监视 "hadoop-senior.ibeifeng.com", 9999 ,当该端口有数据写入时,print()

  1. scala> import org.apache.spark._
  2. import org.apache.spark._
  3. scala> import org.apache.spark.streaming._
  4. import org.apache.spark.streaming._
  5. scala> import org.apache.spark.streaming.StreamingContext._
  6. import org.apache.spark.streaming.StreamingContext._
  7. scala> val ssc = new StreamingContext(sc, Seconds(5))
  8. ssc: org.apache.spark.streaming.StreamingContext = org.apache.spark.streaming.StreamingContext@31d1e747
  9. // Step 1:Recevier Data From Where
  10. scala> val lines = ssc.socketTextStream("hadoop-senior.ibeifeng.com", 9999)
  11. lines: org.apache.spark.streaming.dstream.ReceiverInputDStream[String] = org.apache.spark.streaming.dstream.SocketInputDStream@33d32a0d
  12. // Step 2: Process Data Base DStream
  13. scala> val words = lines.flatMap(_.split(" "))
  14. words: org.apache.spark.streaming.dstream.DStream[String] = org.apache.spark.streaming.dstream.FlatMappedDStream@3c9df3cb
  15. scala> val pairs = words.map(word => (word, 1))
  16. pairs: org.apache.spark.streaming.dstream.DStream[(String, Int)] = org.apache.spark.streaming.dstream.MappedDStream@336283a
  17. scala> val wordCounts = pairs.reduceByKey(_ + _)
  18. wordCounts: org.apache.spark.streaming.dstream.DStream[(String, Int)] = org.apache.spark.streaming.dstream.ShuffledDStream@55c528c5
  19. // Step 3: Output Result
  20. wordCounts.print()
  21. scala> ssc.start() // Start the computation
  22. scala> ssc.awaitTermination()
  23. [beifeng@hadoop-senior ~]$ nc -lk 9999
  24. spark context streaming spark
  25. -------------------------------------------
  26. Time: 1473141620000 ms
  27. -------------------------------------------
  28. (streaming,1)
  29. (spark,2)
  30. (context,1)

-1,Recevier
block interval 接收收据分块储存的时间 默认值200ms
接收的数据,分成block,进行存储在Executors中

-2,StreamingContext
batch interval 处理数据的时间间隔,每次处理多长时间范围内的数据
ssc = new StreamingContext(sc, Second(1))
1秒为t-0至t-1000,该时间内的block(blk-01 至 blk-05)合并成一个RDD,然后进行处理 Process
此RDD中的5个block对应5个task,从而进行并行处理
t-0
t-200 [blk-01
t-400 blk-02
t-600 blk-03
t-800 blk-04
t-1000 blk-05]
t-1200 blk-06
t-1400 blk-07

http://spark.apache.org/docs/1.6.1/configuration.html
spark.streaming.blockInterval 默认200ms 最小50ms
Interval at which data received by Spark Streaming receivers is chunked into blocks of data before storing them in Spark. Minimum recommended - 50 ms.

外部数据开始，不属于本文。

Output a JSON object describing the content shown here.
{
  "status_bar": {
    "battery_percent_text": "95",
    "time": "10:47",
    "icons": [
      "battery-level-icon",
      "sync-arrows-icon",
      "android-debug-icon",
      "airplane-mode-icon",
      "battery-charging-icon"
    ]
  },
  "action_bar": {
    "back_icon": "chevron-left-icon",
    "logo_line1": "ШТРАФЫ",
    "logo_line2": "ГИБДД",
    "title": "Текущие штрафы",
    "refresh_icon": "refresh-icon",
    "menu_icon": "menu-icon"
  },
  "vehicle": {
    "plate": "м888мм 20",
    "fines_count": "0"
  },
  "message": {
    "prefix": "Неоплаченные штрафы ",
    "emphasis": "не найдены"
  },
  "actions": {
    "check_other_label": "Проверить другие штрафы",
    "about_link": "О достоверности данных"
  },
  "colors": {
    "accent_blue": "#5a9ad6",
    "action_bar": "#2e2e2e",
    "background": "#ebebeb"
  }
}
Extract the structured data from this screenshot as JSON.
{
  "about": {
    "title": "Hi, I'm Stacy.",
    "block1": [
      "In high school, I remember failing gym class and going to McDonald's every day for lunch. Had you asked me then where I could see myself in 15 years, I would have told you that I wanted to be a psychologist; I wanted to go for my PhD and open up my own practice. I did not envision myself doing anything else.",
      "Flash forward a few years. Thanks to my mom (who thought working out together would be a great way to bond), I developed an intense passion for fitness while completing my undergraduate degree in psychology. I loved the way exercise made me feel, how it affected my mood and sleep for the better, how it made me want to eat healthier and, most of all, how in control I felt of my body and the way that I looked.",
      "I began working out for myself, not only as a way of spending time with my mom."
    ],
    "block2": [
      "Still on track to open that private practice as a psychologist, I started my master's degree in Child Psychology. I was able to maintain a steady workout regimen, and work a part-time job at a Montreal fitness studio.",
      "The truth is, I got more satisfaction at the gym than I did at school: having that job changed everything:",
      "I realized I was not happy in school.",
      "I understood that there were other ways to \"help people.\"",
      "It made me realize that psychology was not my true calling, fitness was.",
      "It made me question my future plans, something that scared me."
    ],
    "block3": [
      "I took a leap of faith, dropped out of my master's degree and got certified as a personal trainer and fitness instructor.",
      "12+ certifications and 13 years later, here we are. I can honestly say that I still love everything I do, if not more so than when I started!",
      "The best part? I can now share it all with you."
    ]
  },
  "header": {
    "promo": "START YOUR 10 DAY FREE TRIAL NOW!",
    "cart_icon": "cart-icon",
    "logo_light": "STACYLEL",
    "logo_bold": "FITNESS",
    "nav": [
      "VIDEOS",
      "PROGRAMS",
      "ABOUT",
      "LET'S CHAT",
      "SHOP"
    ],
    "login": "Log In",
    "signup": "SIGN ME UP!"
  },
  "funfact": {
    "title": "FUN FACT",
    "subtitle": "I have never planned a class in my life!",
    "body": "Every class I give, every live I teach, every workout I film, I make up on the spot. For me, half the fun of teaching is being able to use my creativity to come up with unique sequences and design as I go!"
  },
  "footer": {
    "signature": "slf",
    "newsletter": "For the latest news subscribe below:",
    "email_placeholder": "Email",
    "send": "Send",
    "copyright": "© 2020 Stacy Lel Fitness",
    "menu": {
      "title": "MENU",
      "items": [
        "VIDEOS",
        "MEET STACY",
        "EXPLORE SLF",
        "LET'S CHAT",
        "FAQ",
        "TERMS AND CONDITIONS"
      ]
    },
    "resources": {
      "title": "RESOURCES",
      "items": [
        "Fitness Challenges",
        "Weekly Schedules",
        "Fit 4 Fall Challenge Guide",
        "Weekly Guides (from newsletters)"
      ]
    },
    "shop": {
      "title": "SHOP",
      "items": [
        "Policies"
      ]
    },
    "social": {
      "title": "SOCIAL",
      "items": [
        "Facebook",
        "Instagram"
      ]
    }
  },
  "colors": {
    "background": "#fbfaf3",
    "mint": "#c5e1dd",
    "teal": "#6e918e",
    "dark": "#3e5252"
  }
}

spark.streaming.ui.retainedBatches 默认在4040界面最多显示1000个job

-3.测试常用输出方法
print()
saveAsTextFiles(prefix, [suffix])

foreachRDD(func) 把众多RDD写入外部系统,或是通过网络写入数据库
The most generic output operator that applies a function, func, to each RDD generated from the stream. This function should push the data in each RDD to an external system, such as saving the RDD to files, or writing it over the network to a database. Note that the function func is executed in the driver process running the streaming application, and will usually have RDD actions in it that will force the computation of the streaming RDDs.

/user/beifeng/sparkstreaming/hdfsfiles
监视该目录 ,当该目录有新数据写入时,print()
val lines = ssc.socketTextStream("hadoop-senior.ibeifeng.com", 9999) 替换成
val socketDStream = ssc.textFileStream("/user/beifeng/sparkstreaming/hdfsfiles")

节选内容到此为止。